By Carol Rovello, SPHR

 Being paid on a salary basis means an employee regularly receives a predetermined amount of compensation each pay period on a weekly, or less frequent, basis. The predetermined amount cannot be reduced because of variations in the quality or quantity of the employee’s work.

An exempt employee must receive the full salary for any week in which the employee performs any work, regardless of the number of days or hours worked. Exempt employees do not need to be paid for any workweek in which they perform no work. An employee is not paid on a salary basis if deductions from the predetermined salary are made for absences occasioned by the company or by the operating requirements of the business. If the employee is ready, willing, and able to work, deductions may not be made for time when work is not available.

Deductions from pay are permissible for the following purposes:

1. When an exempt employee is absent from work for one or more full days for personal reasons other than sickness or disability.
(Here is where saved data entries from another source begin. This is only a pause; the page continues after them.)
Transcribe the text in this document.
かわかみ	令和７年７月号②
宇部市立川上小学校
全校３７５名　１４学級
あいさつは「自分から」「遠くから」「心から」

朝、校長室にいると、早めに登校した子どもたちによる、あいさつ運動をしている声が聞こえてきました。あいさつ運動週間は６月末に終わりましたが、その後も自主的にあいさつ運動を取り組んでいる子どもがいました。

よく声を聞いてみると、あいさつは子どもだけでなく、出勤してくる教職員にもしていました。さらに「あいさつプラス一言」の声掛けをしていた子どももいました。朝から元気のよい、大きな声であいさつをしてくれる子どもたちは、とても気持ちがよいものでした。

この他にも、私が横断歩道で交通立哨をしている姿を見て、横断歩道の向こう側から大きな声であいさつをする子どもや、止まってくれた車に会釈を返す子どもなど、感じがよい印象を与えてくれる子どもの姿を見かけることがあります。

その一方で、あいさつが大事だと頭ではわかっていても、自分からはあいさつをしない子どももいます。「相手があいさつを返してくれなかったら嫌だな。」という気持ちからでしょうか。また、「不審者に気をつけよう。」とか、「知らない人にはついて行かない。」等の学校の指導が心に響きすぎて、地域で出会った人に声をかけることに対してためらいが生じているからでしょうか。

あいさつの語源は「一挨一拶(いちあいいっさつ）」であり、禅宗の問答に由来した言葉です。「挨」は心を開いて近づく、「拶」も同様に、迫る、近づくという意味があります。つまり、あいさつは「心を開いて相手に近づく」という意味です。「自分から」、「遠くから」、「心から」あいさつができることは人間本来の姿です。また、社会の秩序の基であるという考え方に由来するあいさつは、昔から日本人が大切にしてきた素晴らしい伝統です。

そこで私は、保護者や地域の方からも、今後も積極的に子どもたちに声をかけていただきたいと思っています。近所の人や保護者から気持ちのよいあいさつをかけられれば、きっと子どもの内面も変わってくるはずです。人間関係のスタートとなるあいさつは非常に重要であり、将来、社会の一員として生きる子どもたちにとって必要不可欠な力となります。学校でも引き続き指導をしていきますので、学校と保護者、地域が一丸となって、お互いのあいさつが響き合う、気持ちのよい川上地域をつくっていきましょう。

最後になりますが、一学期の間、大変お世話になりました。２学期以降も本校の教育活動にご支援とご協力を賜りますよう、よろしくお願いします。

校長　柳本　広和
For example, if an employee is absent for two full days to handle personal affairs, the employee’s salaried status will not be affected if deductions are made from the salary for two full-day absences.  However, if an exempt employee is absent for one and a half days for personal reasons, the company can deduct only for the one full-day absence.

2. For absences of one or more full days due to sickness or disability if the deduction is made in accordance with a bona fide plan, policy, or practice of providing compensation for salary lost due to illness.

The Company is not required to pay any portion of the employee’s salary for full-day absences for which the employee receives compensation under the plan, policy, or practice. Deductions for such full-day absences also may be made before the employee has qualified under the plan, policy, or practice and after the employee has exhausted the leave allowance.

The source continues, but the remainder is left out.